Can you arrange numbers from 1 to 9 in one line so that sums of digits of neighbouring numbers differ only by 2 or by 3?
(a) Can you do the same trick (see Example 2) with numbers from 1 to 17?
(b) Can you do it with numbers from 1 to 19?
(c) Can one arrange them (numbers from 1 to 19) in a circle with the same condition being satisfied?
a) Joker prepares 13 blank cards. He writes a natural number on each of them. (Natural numbers are whole positive numbers.) Then for all 13 numbers he calculates their product and sum. Joker gets the same result for both. Is this some kind of trick or is it really possible? Why?
(b) What is the answer if we don’t know how many cards he uses but we know that both results are equal to 13?

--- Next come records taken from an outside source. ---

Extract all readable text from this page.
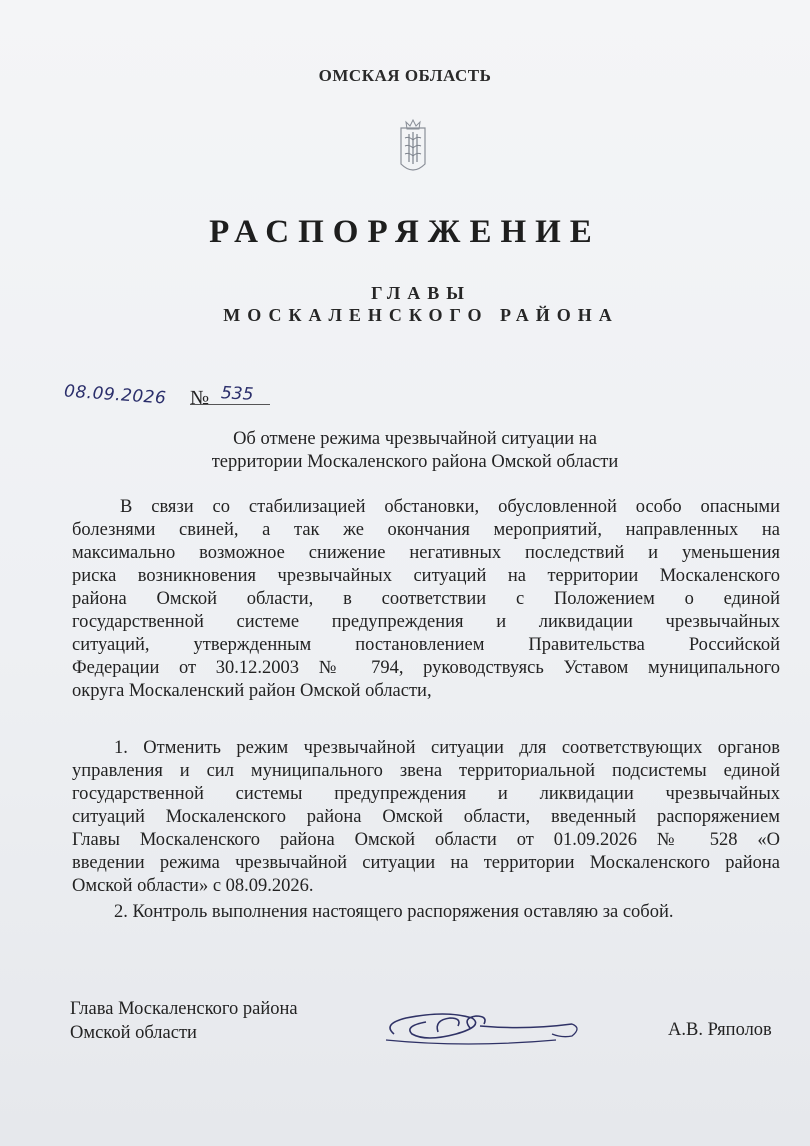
ОМСКАЯ ОБЛАСТЬ
РАСПОРЯЖЕНИЕ
ГЛАВЫ
МОСКАЛЕНСКОГО РАЙОНА
08.09.2026 № 535
Об отмене режима чрезвычайной ситуации на
территории Москаленского района Омской области
В связи со стабилизацией обстановки, обусловленной особо опасными
болезнями свиней, а так же окончания мероприятий, направленных на
максимально возможное снижение негативных последствий и уменьшения
риска возникновения чрезвычайных ситуаций на территории Москаленского
района Омской области, в соответствии с Положением о единой
государственной системе предупреждения и ликвидации чрезвычайных
ситуаций, утвержденным постановлением Правительства Российской
Федерации от 30.12.2003 № 794, руководствуясь Уставом муниципального
округа Москаленский район Омской области,
1. Отменить режим чрезвычайной ситуации для соответствующих органов
управления и сил муниципального звена территориальной подсистемы единой
государственной системы предупреждения и ликвидации чрезвычайных
ситуаций Москаленского района Омской области, введенный распоряжением
Главы Москаленского района Омской области от 01.09.2026 № 528 «О
введении режима чрезвычайной ситуации на территории Москаленского района
Омской области» с 08.09.2026.
2. Контроль выполнения настоящего распоряжения оставляю за собой.
Глава Москаленского района
Омской области	А.В. Ряполов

The product of 22 integers is equal to 1. Show that their sum cannot be zero.
Back in the days when a young mathematician was even younger he could only draw digits “4” and “7”. While looking through the old notes his mother found one piece of paper on which he wrote the numbers with digit sums equal to 18, 22 and 26. Which numbers could be written on this piece of paper?
a) It seems that the young mathematician was making progress quite fast. On the back side of that piece of paper there are numbers with digits adding up to all natural numbers from 18 to 33. And yet all of them consist of only digits “4” and “7”. Make your own list of that kind.
(b) Is it true that any natural number greater than 17 can be equal to the digit sum of some number written with digits “4” and “7”?
(c) Now let’s try the same question for digits “5” and “8”. What values can you get if you consider the sum of the digits of a number written with the help of digits “5” and “8”?
Divide 15 walnuts into four groups, each group consisting of a different whole number of nuts.
In the following example with fractions replace “stars” with different natural numbers in order to obtain an identity: \[\frac{1}{*}+\frac{1}{*}=\frac{1}{*}+\frac{1}{*}.\]
Looking back at Example 12.1 what if we additionally require all differences to be less than the smallest of the three numbers?
(a) Divide 55 walnuts into four groups consisting of different number of nuts.
(b) Divide 999 walnuts into four groups consisting of different number of nuts.